Hebb’s personal revolution began on a train ride from Portland, Ore., to Seattle, where he happened to be in a dining car with two doctors. The physicians talked about their frustrations with the American medical industry.

“Tell me what’s broken,” Hebb said.

Their answer surprised him.

“How we die,” they said.

Sharing Stories

Death Over Dinner” is one of several resources available to those interested in prompting sometimes difficult conversations about dying wishes.

On the nonprofit group’s website, users spend a few minutes answering questions about what they want to accomplish during their meal, then are emailed a tool kit to navigate the talk.

It’s free.

Musician John Roderick, frontman for the Seattle-based indie rock band The Long Winters said he attended a “death dinner” that his friend Hebb hosted earlier this year.

In attendance were “mostly strangers,” including Courtney Love’s sister, mother, stepfather and insurance industry professionals, Roderick said.

Although the end-of-life care conversations are valuable for loved ones, not being familiar with guests helped Roderick open up, he said.

He shared stories about the death of his father.

As many feel after a loved one has died, Roderick wished he spent more time with his dad.

But his father’s death also gave him insights. Before that, he said, he had been shielded from death. It was more of an abstract idea.

Dying happened in hospitals, with bright lights, pale walls, doctors and nurses. It was out of sight, out of mind.

Before he lost his dad, he had never even seen a dead person.

A conversation like the one he sat through, even with strangers, could have helped prepare him for what he experienced.

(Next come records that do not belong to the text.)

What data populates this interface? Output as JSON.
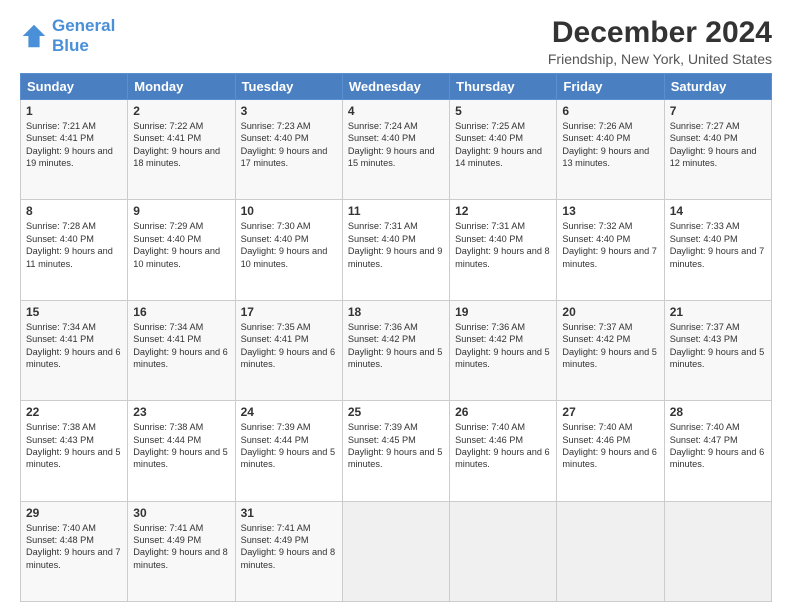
{
  "logo": {
    "line1": "General",
    "line2": "Blue"
  },
  "title": "December 2024",
  "subtitle": "Friendship, New York, United States",
  "weekdays": [
    "Sunday",
    "Monday",
    "Tuesday",
    "Wednesday",
    "Thursday",
    "Friday",
    "Saturday"
  ],
  "weeks": [
    [
      {
        "day": "1",
        "sunrise": "7:21 AM",
        "sunset": "4:41 PM",
        "daylight": "9 hours and 19 minutes."
      },
      {
        "day": "2",
        "sunrise": "7:22 AM",
        "sunset": "4:41 PM",
        "daylight": "9 hours and 18 minutes."
      },
      {
        "day": "3",
        "sunrise": "7:23 AM",
        "sunset": "4:40 PM",
        "daylight": "9 hours and 17 minutes."
      },
      {
        "day": "4",
        "sunrise": "7:24 AM",
        "sunset": "4:40 PM",
        "daylight": "9 hours and 15 minutes."
      },
      {
        "day": "5",
        "sunrise": "7:25 AM",
        "sunset": "4:40 PM",
        "daylight": "9 hours and 14 minutes."
      },
      {
        "day": "6",
        "sunrise": "7:26 AM",
        "sunset": "4:40 PM",
        "daylight": "9 hours and 13 minutes."
      },
      {
        "day": "7",
        "sunrise": "7:27 AM",
        "sunset": "4:40 PM",
        "daylight": "9 hours and 12 minutes."
      }
    ],
    [
      {
        "day": "8",
        "sunrise": "7:28 AM",
        "sunset": "4:40 PM",
        "daylight": "9 hours and 11 minutes."
      },
      {
        "day": "9",
        "sunrise": "7:29 AM",
        "sunset": "4:40 PM",
        "daylight": "9 hours and 10 minutes."
      },
      {
        "day": "10",
        "sunrise": "7:30 AM",
        "sunset": "4:40 PM",
        "daylight": "9 hours and 10 minutes."
      },
      {
        "day": "11",
        "sunrise": "7:31 AM",
        "sunset": "4:40 PM",
        "daylight": "9 hours and 9 minutes."
      },
      {
        "day": "12",
        "sunrise": "7:31 AM",
        "sunset": "4:40 PM",
        "daylight": "9 hours and 8 minutes."
      },
      {
        "day": "13",
        "sunrise": "7:32 AM",
        "sunset": "4:40 PM",
        "daylight": "9 hours and 7 minutes."
      },
      {
        "day": "14",
        "sunrise": "7:33 AM",
        "sunset": "4:40 PM",
        "daylight": "9 hours and 7 minutes."
      }
    ],
    [
      {
        "day": "15",
        "sunrise": "7:34 AM",
        "sunset": "4:41 PM",
        "daylight": "9 hours and 6 minutes."
      },
      {
        "day": "16",
        "sunrise": "7:34 AM",
        "sunset": "4:41 PM",
        "daylight": "9 hours and 6 minutes."
      },
      {
        "day": "17",
        "sunrise": "7:35 AM",
        "sunset": "4:41 PM",
        "daylight": "9 hours and 6 minutes."
      },
      {
        "day": "18",
        "sunrise": "7:36 AM",
        "sunset": "4:42 PM",
        "daylight": "9 hours and 5 minutes."
      },
      {
        "day": "19",
        "sunrise": "7:36 AM",
        "sunset": "4:42 PM",
        "daylight": "9 hours and 5 minutes."
      },
      {
        "day": "20",
        "sunrise": "7:37 AM",
        "sunset": "4:42 PM",
        "daylight": "9 hours and 5 minutes."
      },
      {
        "day": "21",
        "sunrise": "7:37 AM",
        "sunset": "4:43 PM",
        "daylight": "9 hours and 5 minutes."
      }
    ],
    [
      {
        "day": "22",
        "sunrise": "7:38 AM",
        "sunset": "4:43 PM",
        "daylight": "9 hours and 5 minutes."
      },
      {
        "day": "23",
        "sunrise": "7:38 AM",
        "sunset": "4:44 PM",
        "daylight": "9 hours and 5 minutes."
      },
      {
        "day": "24",
        "sunrise": "7:39 AM",
        "sunset": "4:44 PM",
        "daylight": "9 hours and 5 minutes."
      },
      {
        "day": "25",
        "sunrise": "7:39 AM",
        "sunset": "4:45 PM",
        "daylight": "9 hours and 5 minutes."
      },
      {
        "day": "26",
        "sunrise": "7:40 AM",
        "sunset": "4:46 PM",
        "daylight": "9 hours and 6 minutes."
      },
      {
        "day": "27",
        "sunrise": "7:40 AM",
        "sunset": "4:46 PM",
        "daylight": "9 hours and 6 minutes."
      },
      {
        "day": "28",
        "sunrise": "7:40 AM",
        "sunset": "4:47 PM",
        "daylight": "9 hours and 6 minutes."
      }
    ],
    [
      {
        "day": "29",
        "sunrise": "7:40 AM",
        "sunset": "4:48 PM",
        "daylight": "9 hours and 7 minutes."
      },
      {
        "day": "30",
        "sunrise": "7:41 AM",
        "sunset": "4:49 PM",
        "daylight": "9 hours and 8 minutes."
      },
      {
        "day": "31",
        "sunrise": "7:41 AM",
        "sunset": "4:49 PM",
        "daylight": "9 hours and 8 minutes."
      },
      null,
      null,
      null,
      null
    ]
  ]
}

“Like a lot of Americans, even in my middle age, I haven’t seen many deaths,” Roderick said. “We’ve separated ourselves from a lot of the natural processes in life. We’ve compartmentalized a lot of things. We don’t confront death in the same way that we used to, the same way that many countries and cultures still do.”

Instead of ignoring the one thing all humans have in common, Hebb said, we should do what Roderick suggests and to acknowledge and equip ourselves for this all too real part of living.

Things Are Changing

There’s evidence that the U.S. government agrees.

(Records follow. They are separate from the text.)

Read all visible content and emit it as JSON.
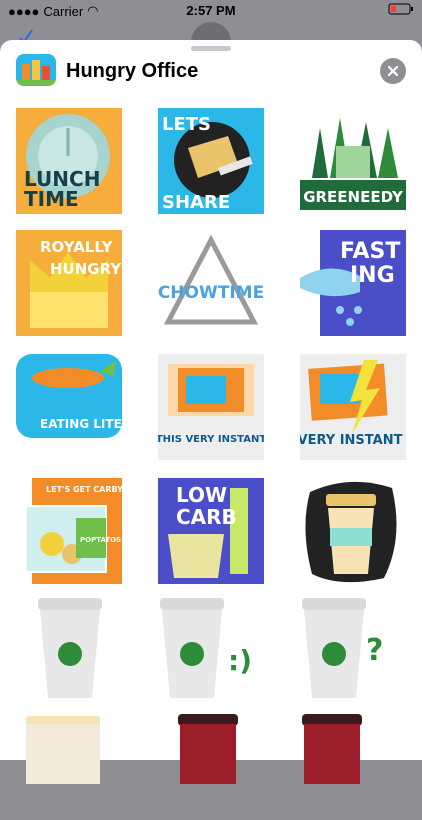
{
  "status": {
    "carrier": "Carrier",
    "time": "2:57 PM"
  },
  "header": {
    "title": "Hungry Office",
    "close_icon": "close-icon"
  },
  "stickers": [
    {
      "name": "lunch-time",
      "line1": "LUNCH",
      "line2": "TIME"
    },
    {
      "name": "lets-share",
      "line1": "LETS",
      "line2": "SHARE"
    },
    {
      "name": "greeneedy",
      "line1": "GREENEEDY"
    },
    {
      "name": "royally-hungry",
      "line1": "ROYALLY",
      "line2": "HUNGRY"
    },
    {
      "name": "chowtime",
      "line1": "CHOWTIME"
    },
    {
      "name": "fasting",
      "line1": "FAST",
      "line2": "ING"
    },
    {
      "name": "eating-lite",
      "line1": "EATING LITE"
    },
    {
      "name": "this-very-instant",
      "line1": "THIS VERY INSTANT"
    },
    {
      "name": "very-instant",
      "line1": "VERY INSTANT"
    },
    {
      "name": "lets-get-carby",
      "line1": "LET'S GET CARBY",
      "line2": "POPTATOS"
    },
    {
      "name": "low-carb",
      "line1": "LOW",
      "line2": "CARB"
    },
    {
      "name": "coffee-cup-sticker"
    },
    {
      "name": "coffee-cup-green"
    },
    {
      "name": "coffee-cup-smile",
      "line1": ":)"
    },
    {
      "name": "coffee-cup-question",
      "line1": "?"
    },
    {
      "name": "mug-partial"
    },
    {
      "name": "red-cup-partial-1"
    },
    {
      "name": "red-cup-partial-2"
    }
  ],
  "colors": {
    "accent_green": "#2e8b3a",
    "sheet": "#ffffff",
    "dim": "#8e8e93"
  }
}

In July, Medicare announced plans to begin reimbursing doctors for their time spent discussing palliative care with patients. Supporters argue that encouraging physicians to display all options to those with a fatal diagnoses could spare loved ones from shouldering costly medical bills.

“I think it’s a sign that things are changing,” Hebb said. “People are fed up with the overpolicing of this conversation.”

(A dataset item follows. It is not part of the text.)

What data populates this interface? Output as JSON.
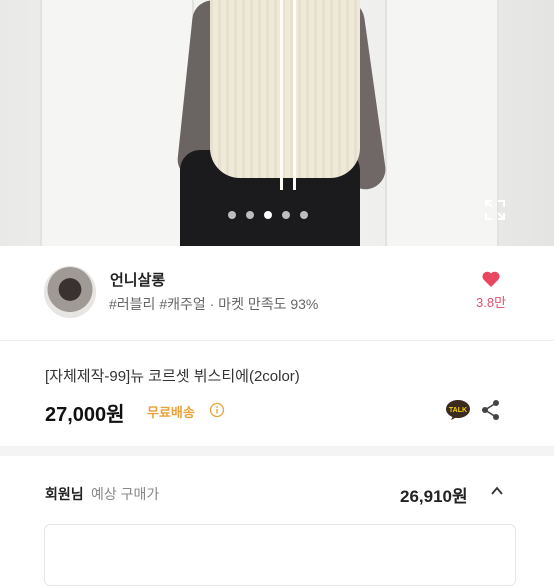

Kate DeBartolo, national field manager for the Conversation Project, similar to “Death Over Dinner,” said end-of-life talks are not as much about dying as many would think.

“It’s about how you want to live at the end,” she said.

DeBartolo’s job is to travel, teaching how to guide the conversation at the community level, where people “work, live and pray,” using ice breakers and literature written by the project’s expert contributors.

“We believe that the place for this to begin is at the kitchen table — not the intensive care unit,” the Conversation Project’s website states.

Advances in medicine allow us to live longer, increasing the amount of palliative care-related decisions, DeBartolo says.

To die at home or to die at a hospital? Life support or no life support? Who do you want to be around you? And, then, there are the really difficult fiduciary responsibility questions, like who’s going to get your favorite sweater, your collection of fridge magnets, your car?

Letting those closest to you know how you feel before tragedy strikes can mean the difference between a “good death” and a “bad death,” DeBartolo said. Sifting through medical and legal jargon will help people make more educated decisions.

Death is a part of the human experience, she said, just like birth.